To reduce financial scams, Google has launched a new program to prevent users from downloading certain apps in Singapore. The company is looking to block secondary apps that abuse Android permissions to read one-time passwords received via SMS and notifications.
Google said there are four sets of permissions that bad actors exploit to commit financial fraud. According to the company’s research, most of these apps are side-by-side, which are installed on the device manually — not through the Play Store.
“These permissions are often used by fraudsters to intercept one-time passwords via SMS or notifications, as well as to spy on screen content. Based on our analysis of the large fraud malware families that exploit these sensitive runtime permissions, we found that over 95 percent of the installations came from download sources from the Internet,” the company said in a blog post.

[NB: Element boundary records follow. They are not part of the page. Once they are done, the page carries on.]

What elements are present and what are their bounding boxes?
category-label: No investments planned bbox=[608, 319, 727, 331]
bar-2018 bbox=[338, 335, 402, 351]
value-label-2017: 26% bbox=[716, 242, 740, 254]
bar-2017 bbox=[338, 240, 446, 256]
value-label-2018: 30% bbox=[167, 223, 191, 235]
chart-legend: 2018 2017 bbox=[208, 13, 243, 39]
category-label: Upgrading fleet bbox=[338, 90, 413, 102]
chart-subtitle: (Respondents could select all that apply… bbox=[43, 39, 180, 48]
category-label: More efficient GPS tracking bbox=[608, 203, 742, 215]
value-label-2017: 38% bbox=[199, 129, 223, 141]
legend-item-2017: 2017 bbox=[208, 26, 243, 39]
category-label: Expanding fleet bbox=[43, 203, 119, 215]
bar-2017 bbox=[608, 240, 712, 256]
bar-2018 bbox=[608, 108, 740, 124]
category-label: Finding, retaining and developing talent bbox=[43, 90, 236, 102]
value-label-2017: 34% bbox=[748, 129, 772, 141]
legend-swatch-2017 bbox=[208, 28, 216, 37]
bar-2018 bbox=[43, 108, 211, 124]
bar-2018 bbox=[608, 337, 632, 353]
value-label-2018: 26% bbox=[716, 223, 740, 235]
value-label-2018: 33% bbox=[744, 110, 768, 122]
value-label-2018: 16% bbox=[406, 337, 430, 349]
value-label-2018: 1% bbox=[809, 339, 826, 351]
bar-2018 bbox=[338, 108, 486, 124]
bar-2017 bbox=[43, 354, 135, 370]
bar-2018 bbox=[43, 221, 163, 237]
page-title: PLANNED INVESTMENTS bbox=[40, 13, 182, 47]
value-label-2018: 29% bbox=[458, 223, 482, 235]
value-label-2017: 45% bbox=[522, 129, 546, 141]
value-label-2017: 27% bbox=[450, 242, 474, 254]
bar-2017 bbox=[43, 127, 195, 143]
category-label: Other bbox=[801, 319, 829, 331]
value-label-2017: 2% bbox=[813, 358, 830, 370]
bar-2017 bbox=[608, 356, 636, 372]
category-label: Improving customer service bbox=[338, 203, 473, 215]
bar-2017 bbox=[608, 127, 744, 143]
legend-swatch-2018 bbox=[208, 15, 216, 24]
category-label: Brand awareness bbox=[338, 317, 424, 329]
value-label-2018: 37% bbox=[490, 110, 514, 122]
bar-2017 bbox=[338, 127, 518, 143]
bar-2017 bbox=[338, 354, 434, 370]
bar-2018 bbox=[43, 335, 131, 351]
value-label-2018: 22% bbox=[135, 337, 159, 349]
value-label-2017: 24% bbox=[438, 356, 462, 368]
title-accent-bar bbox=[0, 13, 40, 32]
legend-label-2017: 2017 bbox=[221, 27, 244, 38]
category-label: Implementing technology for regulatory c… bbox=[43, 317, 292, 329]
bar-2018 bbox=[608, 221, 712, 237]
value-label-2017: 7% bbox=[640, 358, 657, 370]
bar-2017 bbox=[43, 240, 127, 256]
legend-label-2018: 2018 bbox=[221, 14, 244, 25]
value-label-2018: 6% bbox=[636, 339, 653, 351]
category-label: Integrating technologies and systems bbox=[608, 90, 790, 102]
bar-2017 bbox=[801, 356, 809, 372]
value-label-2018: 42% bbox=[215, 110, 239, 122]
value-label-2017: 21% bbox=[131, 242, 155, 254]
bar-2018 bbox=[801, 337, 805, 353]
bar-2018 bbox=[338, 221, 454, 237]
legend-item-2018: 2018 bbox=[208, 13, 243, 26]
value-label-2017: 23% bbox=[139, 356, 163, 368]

The search giant said that when a user in Singapore tries to install any such app, Google will automatically block the attempt with a pop-up message that says: “This app may request access to sensitive data. This can increase the risk of identity theft or financial fraud.”
Image Credits: Google
Google has developed this pilot program in collaboration with the Cyber Security Agency of Singapore (CSA) as part of the Play Protect program.
Last October, the company announced a real-time scanning protection feature — launching first in India — to stop users from sideloading malicious apps. In November, TechCrunch ran a test with more than 30 different malicious apps. And while Google’s protection feature blocked most of them, some predatory loan apps were successfully installed.
“With this recent enhancement, we’re adding real-time code-level scanning to Google Play Protect to combat new malicious apps, regardless of whether the app was downloaded from Google Play or elsewhere,” said Google spokesman Scott Westover . email to TechCrunch at the time. “These capabilities will continue to evolve and improve over time as Google Play Protect collects and analyzes new types of threats facing the Android ecosystem.”
Since then, Google has expanded the real-time scanning feature to new regions including Thailand, Singapore and Brazil.
With the latest announcement, Google notified developers that Apps must not violate mobile spam principles and should follow the instructions. The company said it is open to expanding the pilot program to other countries.
“We’re constantly improving our protections to keep Android users around the world safe. Together with CSA, we will closely monitor the results of the pilot program to assess its impact and make adjustments as needed. We are open to expanding the pilot to other countries in the future if we see similar user interest and protection needs,” Eugene Liderman, Director of Android Security Strategy at Google, told TechCrunch.
Fraudulent loan applications have been a pain point for Google in geographies such as India and Africa. In India, Google faces scrutiny as predatory loan apps and their proxies harass people for repayment, leading some to commit suicide.
Last year, Google introduced a new policy to ban lending apps from accessing users’ photos and contact information.